Medieval oak chronology from Klaipėda, Lithuania

2020 
Abstract Klaipėda is a town in western Lithuania on the Baltic Sea coast. Oak timber was actively used to construct buildings in this town until the 17th century. Archaeological investigations began in Klaipėda’s old town in 1979, but it has not been possible to use oak timbers for dating due to the lack of regional chronologies. The goal of this study was to fill this gap by developing a well-replicated oak chronology from timber collected in Klaipėda between 1979 and 1987. The resulting oak chronology from Klaipėda spans 306 years from 1247 to 1552 and includes 62 oak timber cross-sections. The study suggests that the timber was felled in the same local woodland, and that tree-ring widths series from Klaipėda are temperature-sensitive. The negative pointer years mostly coincide with negative anomalies of reconstructed April‒September temperature from elsewhere in Europe.

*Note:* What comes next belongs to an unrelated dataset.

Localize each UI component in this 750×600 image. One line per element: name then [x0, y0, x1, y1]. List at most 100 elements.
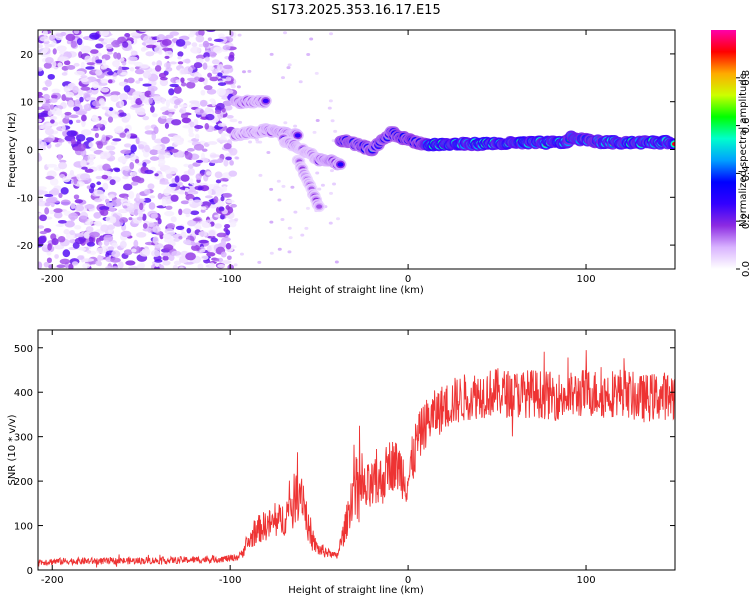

The constructed chronology was compared with local chronologies (Vilquro, Smarhon, Gdansk) and with oak chronologies made from imported oak timber of southeast Baltic origin (Baltic 1-3, Dutch). We assessed whether it is possible to determine the origins of the Baltic 1, Baltic 3 and Dutch oak chronologies compiled from imported timber. Based on available chronologies, it could be hypothesised that Baltic 1 and Dutch chronologies are originated from western Lithuania and Baltic 3 from eastern Lithuania.